Conference on Lived Theology &
Civil Courage: Speakers
Victoria Gray Adams
Victoria Gray Adams' personal motto is "Life shrinks or expands in direct proportion to the courage with which we live it."
In early 1964, Victoria Gray Adams was chosen as one of the three national spokespersons (along with Fannie Lou Hamer and Annie Devine) for the Mississippi Freedom Democratic Party. As a result of the MFDP, the Democratic State Party began integrating its ranks, and the United States’ national political landscape was changed forever as a result of the challenge (carried by herself and other historic Mississippians) of the U.S. Congress of 1965.

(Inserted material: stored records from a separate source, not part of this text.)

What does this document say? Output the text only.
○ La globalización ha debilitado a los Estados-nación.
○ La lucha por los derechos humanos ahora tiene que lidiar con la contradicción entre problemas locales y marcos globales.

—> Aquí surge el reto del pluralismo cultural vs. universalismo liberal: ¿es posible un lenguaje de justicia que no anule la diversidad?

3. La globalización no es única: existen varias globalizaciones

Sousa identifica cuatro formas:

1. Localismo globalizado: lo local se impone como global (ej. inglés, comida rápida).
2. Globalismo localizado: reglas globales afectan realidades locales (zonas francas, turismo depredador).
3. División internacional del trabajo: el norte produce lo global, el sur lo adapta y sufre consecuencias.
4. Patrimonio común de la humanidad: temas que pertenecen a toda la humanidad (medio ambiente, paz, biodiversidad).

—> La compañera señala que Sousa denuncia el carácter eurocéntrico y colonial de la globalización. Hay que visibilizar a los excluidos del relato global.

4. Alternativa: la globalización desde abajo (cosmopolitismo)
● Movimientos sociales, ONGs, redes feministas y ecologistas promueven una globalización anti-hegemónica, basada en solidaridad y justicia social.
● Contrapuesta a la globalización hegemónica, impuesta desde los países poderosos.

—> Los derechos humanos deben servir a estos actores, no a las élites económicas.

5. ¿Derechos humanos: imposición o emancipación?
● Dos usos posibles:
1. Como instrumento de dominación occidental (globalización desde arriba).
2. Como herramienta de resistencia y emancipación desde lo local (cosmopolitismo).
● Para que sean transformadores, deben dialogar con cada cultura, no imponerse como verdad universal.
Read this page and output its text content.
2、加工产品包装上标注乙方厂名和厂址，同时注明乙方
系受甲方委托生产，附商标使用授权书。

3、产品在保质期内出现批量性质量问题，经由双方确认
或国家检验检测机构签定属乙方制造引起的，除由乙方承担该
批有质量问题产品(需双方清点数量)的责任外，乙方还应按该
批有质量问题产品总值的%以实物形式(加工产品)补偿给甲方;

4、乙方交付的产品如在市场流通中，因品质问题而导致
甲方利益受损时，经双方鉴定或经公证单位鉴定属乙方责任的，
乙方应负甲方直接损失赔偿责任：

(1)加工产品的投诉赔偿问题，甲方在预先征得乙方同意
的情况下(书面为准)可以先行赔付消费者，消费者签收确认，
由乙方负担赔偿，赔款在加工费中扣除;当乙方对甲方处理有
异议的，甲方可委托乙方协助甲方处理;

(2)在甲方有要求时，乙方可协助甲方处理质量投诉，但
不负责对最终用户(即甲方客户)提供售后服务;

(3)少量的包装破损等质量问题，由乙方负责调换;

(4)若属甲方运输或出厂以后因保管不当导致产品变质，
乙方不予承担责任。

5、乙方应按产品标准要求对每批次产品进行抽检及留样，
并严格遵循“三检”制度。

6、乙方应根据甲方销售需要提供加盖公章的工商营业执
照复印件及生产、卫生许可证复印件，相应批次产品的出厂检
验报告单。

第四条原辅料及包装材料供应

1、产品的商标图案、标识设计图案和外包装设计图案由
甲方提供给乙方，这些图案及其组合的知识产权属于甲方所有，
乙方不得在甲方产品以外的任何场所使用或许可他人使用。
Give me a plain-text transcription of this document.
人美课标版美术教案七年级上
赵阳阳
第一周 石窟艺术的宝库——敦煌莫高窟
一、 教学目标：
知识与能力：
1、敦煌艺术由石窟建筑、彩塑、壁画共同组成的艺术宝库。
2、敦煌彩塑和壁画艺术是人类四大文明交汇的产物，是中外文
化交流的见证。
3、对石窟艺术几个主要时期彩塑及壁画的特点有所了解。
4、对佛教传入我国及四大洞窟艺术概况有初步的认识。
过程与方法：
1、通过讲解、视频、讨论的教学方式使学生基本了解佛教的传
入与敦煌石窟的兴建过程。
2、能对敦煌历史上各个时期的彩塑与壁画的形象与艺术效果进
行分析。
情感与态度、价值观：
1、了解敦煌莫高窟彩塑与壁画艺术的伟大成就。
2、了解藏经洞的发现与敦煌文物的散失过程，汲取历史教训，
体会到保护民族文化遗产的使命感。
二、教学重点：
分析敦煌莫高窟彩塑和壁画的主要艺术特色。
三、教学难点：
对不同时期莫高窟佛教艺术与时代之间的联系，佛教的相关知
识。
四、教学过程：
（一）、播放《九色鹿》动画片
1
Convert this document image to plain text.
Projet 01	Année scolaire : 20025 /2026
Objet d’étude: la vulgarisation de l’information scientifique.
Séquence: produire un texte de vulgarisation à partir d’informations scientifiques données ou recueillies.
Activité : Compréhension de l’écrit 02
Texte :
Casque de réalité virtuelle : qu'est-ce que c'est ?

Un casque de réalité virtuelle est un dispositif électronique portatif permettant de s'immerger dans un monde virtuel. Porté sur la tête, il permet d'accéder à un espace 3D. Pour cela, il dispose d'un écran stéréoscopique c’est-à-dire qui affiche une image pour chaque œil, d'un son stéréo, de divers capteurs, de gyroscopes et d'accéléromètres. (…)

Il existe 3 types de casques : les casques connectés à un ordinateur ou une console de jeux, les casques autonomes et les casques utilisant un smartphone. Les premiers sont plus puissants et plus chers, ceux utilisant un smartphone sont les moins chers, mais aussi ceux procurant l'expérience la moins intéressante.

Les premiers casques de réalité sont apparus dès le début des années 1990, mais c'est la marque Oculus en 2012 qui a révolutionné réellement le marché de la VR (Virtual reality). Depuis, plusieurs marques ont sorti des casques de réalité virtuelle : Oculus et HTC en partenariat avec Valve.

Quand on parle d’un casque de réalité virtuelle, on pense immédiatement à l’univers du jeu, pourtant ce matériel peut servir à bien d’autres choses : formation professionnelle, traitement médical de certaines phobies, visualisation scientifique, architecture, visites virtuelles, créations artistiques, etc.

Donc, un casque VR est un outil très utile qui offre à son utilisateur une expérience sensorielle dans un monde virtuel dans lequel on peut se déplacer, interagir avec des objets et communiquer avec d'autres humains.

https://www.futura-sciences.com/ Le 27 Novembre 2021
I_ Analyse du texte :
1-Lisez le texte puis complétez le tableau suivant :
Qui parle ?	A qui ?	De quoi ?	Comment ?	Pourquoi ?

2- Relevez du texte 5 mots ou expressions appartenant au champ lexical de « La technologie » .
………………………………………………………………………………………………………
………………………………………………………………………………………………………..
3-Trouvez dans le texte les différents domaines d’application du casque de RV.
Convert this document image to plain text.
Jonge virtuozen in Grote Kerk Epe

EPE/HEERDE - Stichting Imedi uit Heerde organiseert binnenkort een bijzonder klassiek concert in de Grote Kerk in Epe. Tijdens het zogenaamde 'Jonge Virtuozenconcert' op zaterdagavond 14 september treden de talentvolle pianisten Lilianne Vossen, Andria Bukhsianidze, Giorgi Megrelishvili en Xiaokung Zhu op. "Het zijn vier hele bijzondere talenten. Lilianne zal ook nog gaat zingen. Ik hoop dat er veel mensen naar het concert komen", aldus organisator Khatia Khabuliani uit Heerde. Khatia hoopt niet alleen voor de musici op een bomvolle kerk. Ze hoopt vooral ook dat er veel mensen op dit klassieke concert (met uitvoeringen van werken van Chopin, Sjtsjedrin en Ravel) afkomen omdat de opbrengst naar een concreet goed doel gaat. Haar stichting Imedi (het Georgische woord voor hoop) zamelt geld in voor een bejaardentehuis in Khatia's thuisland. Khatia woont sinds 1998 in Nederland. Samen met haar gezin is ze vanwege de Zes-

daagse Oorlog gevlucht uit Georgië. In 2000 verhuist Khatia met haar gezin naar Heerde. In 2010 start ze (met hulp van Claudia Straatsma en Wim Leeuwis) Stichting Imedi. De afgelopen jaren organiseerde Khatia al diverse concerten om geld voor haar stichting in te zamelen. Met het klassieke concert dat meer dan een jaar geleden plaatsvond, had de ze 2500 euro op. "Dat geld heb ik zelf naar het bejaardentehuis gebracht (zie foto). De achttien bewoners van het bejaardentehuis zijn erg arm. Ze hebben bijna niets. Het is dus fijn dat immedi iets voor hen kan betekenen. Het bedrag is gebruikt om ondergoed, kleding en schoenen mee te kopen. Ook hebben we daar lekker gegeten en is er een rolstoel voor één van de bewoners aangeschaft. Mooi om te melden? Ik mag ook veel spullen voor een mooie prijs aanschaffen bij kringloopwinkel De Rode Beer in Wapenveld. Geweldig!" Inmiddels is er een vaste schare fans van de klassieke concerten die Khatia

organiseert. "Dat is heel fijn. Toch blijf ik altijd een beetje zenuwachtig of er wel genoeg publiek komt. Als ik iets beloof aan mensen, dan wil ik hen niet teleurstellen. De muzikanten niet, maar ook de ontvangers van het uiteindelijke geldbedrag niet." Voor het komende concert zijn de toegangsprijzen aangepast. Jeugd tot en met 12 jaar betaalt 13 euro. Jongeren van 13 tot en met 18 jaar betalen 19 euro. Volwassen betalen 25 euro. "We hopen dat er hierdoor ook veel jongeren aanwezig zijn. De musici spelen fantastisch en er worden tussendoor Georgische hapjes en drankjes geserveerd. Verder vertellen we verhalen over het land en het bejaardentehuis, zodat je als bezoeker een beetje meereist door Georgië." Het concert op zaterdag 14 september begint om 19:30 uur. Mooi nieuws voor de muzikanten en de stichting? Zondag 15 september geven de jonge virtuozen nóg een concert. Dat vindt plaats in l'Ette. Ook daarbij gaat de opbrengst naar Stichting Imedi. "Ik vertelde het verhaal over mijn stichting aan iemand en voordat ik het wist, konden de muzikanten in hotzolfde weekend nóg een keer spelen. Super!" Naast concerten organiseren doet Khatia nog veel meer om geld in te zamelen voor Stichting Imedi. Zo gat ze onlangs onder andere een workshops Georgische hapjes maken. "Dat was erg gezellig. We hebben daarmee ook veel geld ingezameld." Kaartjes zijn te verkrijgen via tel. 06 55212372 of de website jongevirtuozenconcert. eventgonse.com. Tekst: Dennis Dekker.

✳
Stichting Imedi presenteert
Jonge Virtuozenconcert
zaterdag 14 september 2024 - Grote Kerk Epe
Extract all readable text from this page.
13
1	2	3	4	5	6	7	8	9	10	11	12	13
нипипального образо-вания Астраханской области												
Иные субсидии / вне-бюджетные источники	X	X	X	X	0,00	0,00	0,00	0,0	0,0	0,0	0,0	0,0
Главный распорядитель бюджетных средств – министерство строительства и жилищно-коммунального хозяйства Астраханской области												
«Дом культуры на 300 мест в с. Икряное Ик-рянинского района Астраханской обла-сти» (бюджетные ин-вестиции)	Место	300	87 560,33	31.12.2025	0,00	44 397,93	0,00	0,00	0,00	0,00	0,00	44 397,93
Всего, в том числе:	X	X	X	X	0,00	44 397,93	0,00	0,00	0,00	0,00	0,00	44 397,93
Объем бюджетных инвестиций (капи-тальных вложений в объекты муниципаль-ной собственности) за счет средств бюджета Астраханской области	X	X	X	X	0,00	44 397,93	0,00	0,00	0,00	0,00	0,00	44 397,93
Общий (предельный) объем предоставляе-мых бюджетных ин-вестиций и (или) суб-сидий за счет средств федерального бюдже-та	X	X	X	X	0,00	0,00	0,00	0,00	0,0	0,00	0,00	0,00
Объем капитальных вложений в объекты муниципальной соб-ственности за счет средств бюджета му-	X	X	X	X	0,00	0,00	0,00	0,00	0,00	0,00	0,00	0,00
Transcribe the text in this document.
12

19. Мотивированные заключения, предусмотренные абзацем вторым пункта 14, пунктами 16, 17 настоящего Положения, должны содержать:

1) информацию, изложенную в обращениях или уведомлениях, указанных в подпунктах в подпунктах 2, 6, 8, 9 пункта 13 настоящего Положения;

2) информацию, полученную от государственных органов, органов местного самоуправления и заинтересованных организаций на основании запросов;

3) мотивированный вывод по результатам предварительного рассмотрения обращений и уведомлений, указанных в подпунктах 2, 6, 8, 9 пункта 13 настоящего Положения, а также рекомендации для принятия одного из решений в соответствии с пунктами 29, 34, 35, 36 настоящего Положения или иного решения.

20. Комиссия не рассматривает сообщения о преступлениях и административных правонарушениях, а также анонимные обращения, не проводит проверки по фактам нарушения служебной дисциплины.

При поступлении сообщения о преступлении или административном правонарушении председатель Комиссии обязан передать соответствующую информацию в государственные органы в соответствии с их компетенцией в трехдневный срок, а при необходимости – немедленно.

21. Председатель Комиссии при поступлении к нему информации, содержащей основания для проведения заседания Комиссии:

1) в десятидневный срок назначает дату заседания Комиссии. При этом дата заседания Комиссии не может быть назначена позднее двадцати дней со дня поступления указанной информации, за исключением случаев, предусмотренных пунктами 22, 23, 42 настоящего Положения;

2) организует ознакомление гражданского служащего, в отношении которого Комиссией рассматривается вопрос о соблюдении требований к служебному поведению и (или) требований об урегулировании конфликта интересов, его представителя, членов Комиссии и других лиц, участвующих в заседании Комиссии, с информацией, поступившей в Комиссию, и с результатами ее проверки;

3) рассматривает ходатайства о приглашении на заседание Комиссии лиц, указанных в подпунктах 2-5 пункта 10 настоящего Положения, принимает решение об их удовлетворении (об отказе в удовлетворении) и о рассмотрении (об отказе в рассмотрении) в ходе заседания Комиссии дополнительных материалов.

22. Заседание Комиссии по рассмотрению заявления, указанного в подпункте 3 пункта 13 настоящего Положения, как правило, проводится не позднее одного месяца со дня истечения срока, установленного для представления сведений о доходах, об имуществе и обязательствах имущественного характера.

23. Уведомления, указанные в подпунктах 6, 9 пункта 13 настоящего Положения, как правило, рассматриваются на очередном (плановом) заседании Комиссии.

After MFDP had finished it most historic work, Victoria Gray Adams lived abroad in Bangkok, Thailand and elsewhere before settling in the state of Virginia. She is the mother of four children and has had a busy career working on community issues and within various organizations. She is the former vice-chairperson of the Petersburg Democratic Committee and Fifth Ward Chairperson of the Voter Education Committee. Although she has retired a number of times from a variety of areas of service, Ms Gray Adams continues serving, enabling, teaching, and building local people.
Victoria Gray Adams is featured in numerous Civil Rights films, documentaries and books including Taylor Branch's Pulitzer Prize winning book, Parting the Waters and his sequel, Pillar of Fire; Kaye Mill's This Little Light of Mine: The Life of Fannie Lou Hamer; documentary film series Eyes on the Prize and A Century of Women; and the Academy Award winning film Freedom on My Mind of the recently published Freedom Is a Constant Struggle.
She has received many honors such as the Martin Luther King Jr. Community Service Award, the Fannie Lou Hamer Humanitarian Award, and the Victoria J Adams EEO/AA Award (an annual award given by the Virginia Fire Services Board). She has been extremely active in the Civil Rights Movement of the 1960’s and active in the United Methodist Church at local and national levels. She has served on the Board of Higher Education and Campus Ministries through the Virginia Conference of the United Methodist Church, as the Wesley-Westminster Campus Minister at Virginia State University, was appointed to the Virginia Fire Services Board, was elected and served on the national board of the Southern Christian Leadership Conference for two terms, was the first woman to run for the U.S. Senate from the state of Mississippi, was one of the three African-American women first to sit on the floor of the U.S. House of Representatives, and was organizer of the Afro-American Women’s Club in Bangkok, Thailand in 1969.